Let every American, every lover of liberty, every well wisher to his posterity, swear by the blood of the Revolution, never to violate in the least particular, the laws of the country; and never to tolerate their violation by others.

As the patriots of seventy-six did to the support of the Declaration of Independence, so to the support of the Constitution and Laws, let every American pledge his life, his property, and his sacred honor; let every man remember that to violate the law, is to trample on the blood of his father, and to tear the charter of his own, and his children's liberty.

Let reverence for the laws, be breathed by every American mother, to the lisping babe, that prattles on her lap; let it be taught in schools, in seminaries, and in colleges; let it be written in Primers, spelling books, and in Almanacs; let it be preached from the pulpit, proclaimed in legislative halls, and enforced in courts of justice. And, in short, let it become the political religion of the nation; and Let the old and the young, the rich and the poor, the grave and the gay, of all sexes and tongues, and colors and conditions, sacrifice unceasingly upon its altars.

While ever a state of feeling, such as this, shall universally, or even, very generally prevail throughout the nation, vain will be every effort, and fruitless every attempt, to subvert our national freedom.


- Abraham Lincoln, January 27, 1838
  Address Before the Young Men's Lyceum of Springfield, Illinois

Tuesday, February 03, 2009

Looking back at Lincoln: On February 3, 1862



One of the great frustrations of Lincoln's first term in office (and undoubtedly of the war) was his inability to push, coerce, goad or force General 'Little Mac' McClellan into engaging the Confederate army.

Little Mac was by all accounts an excellent organizer when it came to training and drilling green troops. He enjoyed pageantry, parades, drilling and military maneuvers. But he was reluctant to engage the South in battle. He continually overestimated the strength of enemy forces, failed to seize tactical opportunities when they were presented, and missed several opportunities to win decisive victories that were well within his grasp.

Once, in growing frustration, Lincoln wryly noted that "If General McClellan isn't going to use his army, I'd like to borrow it for a time."
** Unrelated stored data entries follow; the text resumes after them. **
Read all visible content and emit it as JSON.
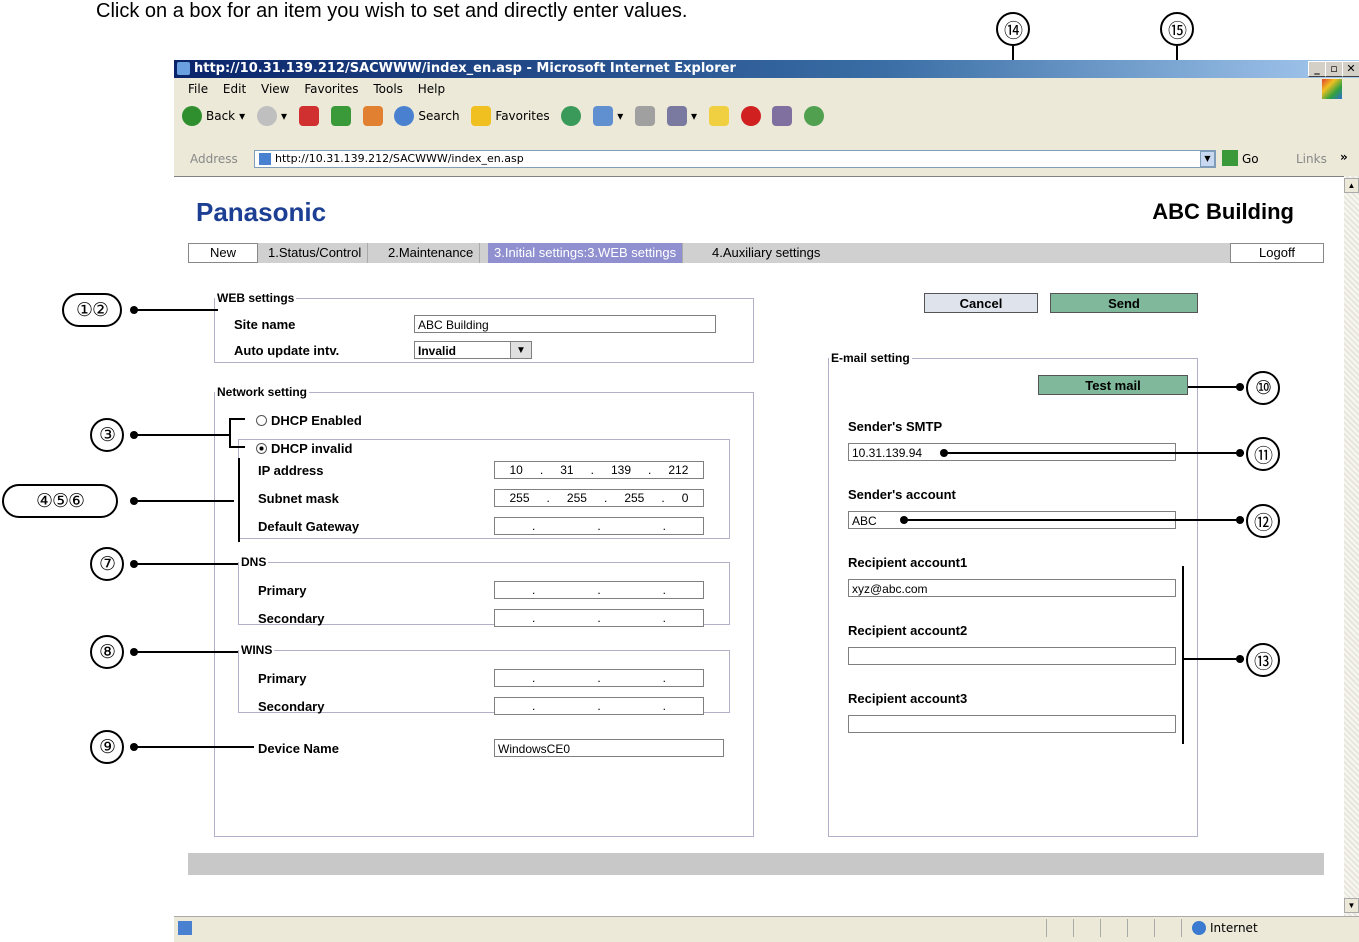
{
  "instruction": "Click on a box for an item you wish to set and directly enter values.",
  "callouts": {
    "c1_2": "①②",
    "c3": "③",
    "c4_6": "④⑤⑥",
    "c7": "⑦",
    "c8": "⑧",
    "c9": "⑨",
    "c10": "⑩",
    "c11": "⑪",
    "c12": "⑫",
    "c13": "⑬",
    "c14": "⑭",
    "c15": "⑮"
  },
  "browser": {
    "title": "http://10.31.139.212/SACWWW/index_en.asp - Microsoft Internet Explorer",
    "menu": [
      "File",
      "Edit",
      "View",
      "Favorites",
      "Tools",
      "Help"
    ],
    "toolbar": {
      "back": "Back",
      "search": "Search",
      "favorites": "Favorites"
    },
    "address_label": "Address",
    "address": "http://10.31.139.212/SACWWW/index_en.asp",
    "go": "Go",
    "links": "Links",
    "status_zone": "Internet"
  },
  "page": {
    "logo": "Panasonic",
    "site_title": "ABC Building",
    "nav": {
      "new": "New",
      "tabs": [
        "1.Status/Control",
        "2.Maintenance",
        "3.Initial settings:3.WEB settings",
        "4.Auxiliary settings"
      ],
      "logoff": "Logoff"
    },
    "cancel": "Cancel",
    "send": "Send",
    "web": {
      "legend": "WEB settings",
      "site_name_label": "Site name",
      "site_name_value": "ABC Building",
      "auto_update_label": "Auto update intv.",
      "auto_update_value": "Invalid"
    },
    "network": {
      "legend": "Network setting",
      "dhcp_enabled": "DHCP Enabled",
      "dhcp_invalid": "DHCP invalid",
      "ip_label": "IP address",
      "ip": [
        "10",
        "31",
        "139",
        "212"
      ],
      "mask_label": "Subnet mask",
      "mask": [
        "255",
        "255",
        "255",
        "0"
      ],
      "gateway_label": "Default Gateway",
      "dns_legend": "DNS",
      "wins_legend": "WINS",
      "primary": "Primary",
      "secondary": "Secondary",
      "device_label": "Device Name",
      "device_value": "WindowsCE0"
    },
    "email": {
      "legend": "E-mail setting",
      "test_mail": "Test mail",
      "smtp_label": "Sender's SMTP",
      "smtp_value": "10.31.139.94",
      "account_label": "Sender's account",
      "account_value": "ABC",
      "r1_label": "Recipient account1",
      "r1_value": "xyz@abc.com",
      "r2_label": "Recipient account2",
      "r2_value": "",
      "r3_label": "Recipient account3",
      "r3_value": ""
    }
  }
}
On one occasion, McClellan kept Lincoln waiting at his house for 30 minutes. When McClellan finally arrived, he walked past Lincoln without speaking, climbed the stairs and proceeded directly to bed.
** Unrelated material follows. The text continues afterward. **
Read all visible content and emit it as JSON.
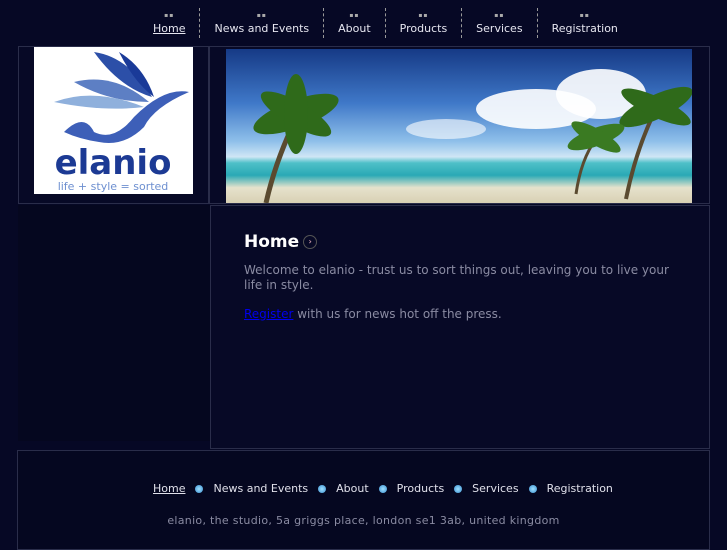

Many people were outraged by this snub, but Lincoln continued trying to reason with his insubordinate general (who was very popular with the soldiers) in the hope that the Union would eventually see results. Lincoln later commented that he would gladly "hold McClellan's horse if he will only bring us success."

Executive Mansion,
Major General McClellan Washington, Feb. 3, 1862.


My dear Sir: You and I have distinct, and different plans for a movement of the Army of the Potomac---yours to be down the Chesapeake, up the Rappahannock to Urbana, and across land to the terminus of the Railroad on the York River---, mine to move directly to a point on the Railroad South West of Manassas.

If you will give me satisfactory answers to the following questions, I shall gladly yield my plan to yours.

1st. Does not your plan involve a greatly larger expenditure of time, and money than mine?

2nd. Wherein is a victory more certain by your plan than mine?

3rd. Wherein is a victory more valuable by your plan than mine?

4th. In fact, would it not be less valuable, in this, that it would break no great line of the enemie's communications, while mine would?

5th. In case of disaster, would not a safe retreat be more difficult by your plan than by mine?